The kit represents a two-wheel-drive 1991 Super Cab with a style-side bed and standard rear-axle. The engine is the 7.5L V-8 with EFI.

Molded in white plastic, the parts are clean and flash-free. There are a few sink and ejector-pin marks that need to be filled, but the 20-year-old molds seem to have held up well.

A large chrome-plated sprue has bumpers, wheels, radiator grille, mirrors, and roll bar. The plating is shiny, but it’s not too thick.

The windows are clear and they are relatively thin.

I was impressed with the decal sheet.

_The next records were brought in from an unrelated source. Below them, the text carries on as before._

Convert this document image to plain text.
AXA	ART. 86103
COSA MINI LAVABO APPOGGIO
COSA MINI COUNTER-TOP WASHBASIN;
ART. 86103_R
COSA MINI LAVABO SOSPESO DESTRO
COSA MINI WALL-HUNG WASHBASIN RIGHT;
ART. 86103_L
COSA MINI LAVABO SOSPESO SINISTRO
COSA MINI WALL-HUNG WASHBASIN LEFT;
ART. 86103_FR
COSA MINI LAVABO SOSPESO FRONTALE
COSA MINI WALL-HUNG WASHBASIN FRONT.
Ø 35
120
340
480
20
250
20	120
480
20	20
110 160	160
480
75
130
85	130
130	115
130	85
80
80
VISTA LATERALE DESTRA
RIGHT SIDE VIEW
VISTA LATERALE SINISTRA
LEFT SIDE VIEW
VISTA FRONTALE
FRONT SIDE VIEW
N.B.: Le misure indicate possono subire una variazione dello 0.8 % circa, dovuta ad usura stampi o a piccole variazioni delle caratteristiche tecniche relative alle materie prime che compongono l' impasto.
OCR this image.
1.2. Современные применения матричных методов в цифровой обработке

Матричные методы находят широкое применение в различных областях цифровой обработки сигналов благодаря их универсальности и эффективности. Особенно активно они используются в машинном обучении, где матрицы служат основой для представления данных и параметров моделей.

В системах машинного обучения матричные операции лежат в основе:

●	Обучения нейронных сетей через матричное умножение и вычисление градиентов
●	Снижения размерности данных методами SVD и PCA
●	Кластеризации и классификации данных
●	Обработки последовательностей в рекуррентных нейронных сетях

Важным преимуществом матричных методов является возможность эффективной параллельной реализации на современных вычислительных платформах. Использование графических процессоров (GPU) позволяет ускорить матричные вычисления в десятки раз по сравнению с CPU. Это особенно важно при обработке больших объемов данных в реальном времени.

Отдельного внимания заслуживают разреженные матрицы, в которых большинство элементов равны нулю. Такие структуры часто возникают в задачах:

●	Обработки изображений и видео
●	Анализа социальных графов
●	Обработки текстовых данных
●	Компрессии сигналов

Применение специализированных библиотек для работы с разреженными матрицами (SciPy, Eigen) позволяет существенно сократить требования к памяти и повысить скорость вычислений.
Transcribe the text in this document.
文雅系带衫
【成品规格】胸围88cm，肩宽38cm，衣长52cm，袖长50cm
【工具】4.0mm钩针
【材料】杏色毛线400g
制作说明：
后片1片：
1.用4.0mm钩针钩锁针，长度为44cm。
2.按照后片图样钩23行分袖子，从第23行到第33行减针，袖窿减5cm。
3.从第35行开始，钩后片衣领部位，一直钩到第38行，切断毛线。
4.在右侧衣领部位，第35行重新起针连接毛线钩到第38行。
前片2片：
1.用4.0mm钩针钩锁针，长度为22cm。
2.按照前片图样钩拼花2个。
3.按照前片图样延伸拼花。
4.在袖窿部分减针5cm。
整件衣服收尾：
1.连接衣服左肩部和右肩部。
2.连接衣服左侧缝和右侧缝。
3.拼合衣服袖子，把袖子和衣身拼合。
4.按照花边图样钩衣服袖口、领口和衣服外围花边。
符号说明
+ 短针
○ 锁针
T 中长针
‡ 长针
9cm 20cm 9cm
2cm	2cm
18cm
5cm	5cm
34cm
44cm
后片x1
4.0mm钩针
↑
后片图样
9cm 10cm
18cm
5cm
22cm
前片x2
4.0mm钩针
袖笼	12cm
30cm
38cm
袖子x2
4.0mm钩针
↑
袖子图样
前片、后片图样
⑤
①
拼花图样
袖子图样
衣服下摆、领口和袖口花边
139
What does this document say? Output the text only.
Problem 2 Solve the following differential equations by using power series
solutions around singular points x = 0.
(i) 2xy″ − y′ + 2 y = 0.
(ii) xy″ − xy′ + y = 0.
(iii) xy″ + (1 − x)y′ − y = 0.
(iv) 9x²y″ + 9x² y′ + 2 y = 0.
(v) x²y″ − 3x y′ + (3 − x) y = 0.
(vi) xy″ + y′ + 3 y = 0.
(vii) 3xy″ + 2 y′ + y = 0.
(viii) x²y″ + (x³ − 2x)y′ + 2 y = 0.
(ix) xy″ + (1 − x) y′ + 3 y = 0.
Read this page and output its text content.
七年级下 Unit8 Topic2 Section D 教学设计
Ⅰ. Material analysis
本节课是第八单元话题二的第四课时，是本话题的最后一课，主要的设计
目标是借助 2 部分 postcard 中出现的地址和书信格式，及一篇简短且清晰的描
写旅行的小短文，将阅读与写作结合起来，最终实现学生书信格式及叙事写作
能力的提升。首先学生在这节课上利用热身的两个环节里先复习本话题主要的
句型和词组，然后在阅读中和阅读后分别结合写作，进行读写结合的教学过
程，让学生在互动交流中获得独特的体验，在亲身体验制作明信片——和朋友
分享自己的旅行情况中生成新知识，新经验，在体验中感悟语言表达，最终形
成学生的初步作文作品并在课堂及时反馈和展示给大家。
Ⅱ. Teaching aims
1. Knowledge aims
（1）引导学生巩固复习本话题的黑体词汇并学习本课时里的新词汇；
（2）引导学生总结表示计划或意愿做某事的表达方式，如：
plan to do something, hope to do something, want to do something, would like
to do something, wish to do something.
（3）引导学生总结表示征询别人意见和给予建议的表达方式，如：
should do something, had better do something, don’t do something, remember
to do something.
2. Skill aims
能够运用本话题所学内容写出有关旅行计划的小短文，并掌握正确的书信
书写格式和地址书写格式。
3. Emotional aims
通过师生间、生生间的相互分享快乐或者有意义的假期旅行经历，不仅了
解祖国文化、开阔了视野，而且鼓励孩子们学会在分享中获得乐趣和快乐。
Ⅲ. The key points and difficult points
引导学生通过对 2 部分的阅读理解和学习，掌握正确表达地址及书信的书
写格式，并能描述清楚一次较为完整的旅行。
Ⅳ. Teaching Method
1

It provides the trucks badges, including the distinctive red bar on the tailgate, and includes a bunch of optional custom markings – including the barbed-wire pinstripes on the box top, a patriotic rear window decal, POW/MIA and firefighter bumper stickers, and even “For Sale” signs. Illinois and Texas plates are provided.

Construction was mostly trouble-free, with little cleanup needed and good fit throughout.

The only problem I had was minor mistakes in the instructions. For example, in Step 2, the tie rod (Part 53) is shown being attached to the wrong section of the front axle, but it’s shown correctly in the following step.

Pay attention to the instructions, and test-fit everything, and you won’t have any issues.

The only fit problems I encountered were the smaller windows that are attached from inside, and the front bumper, which doesn’t fit the chassis cleanly when it’s flush with the body. Trimming the front of the chassis rails should correct the problem.

Masking a typical Ford two-tone paint scheme and door strip is made easy by the crisp body mold.

The finished truck looks every bit Ford brutish truck. I plan on building another as a beat-up farm truck.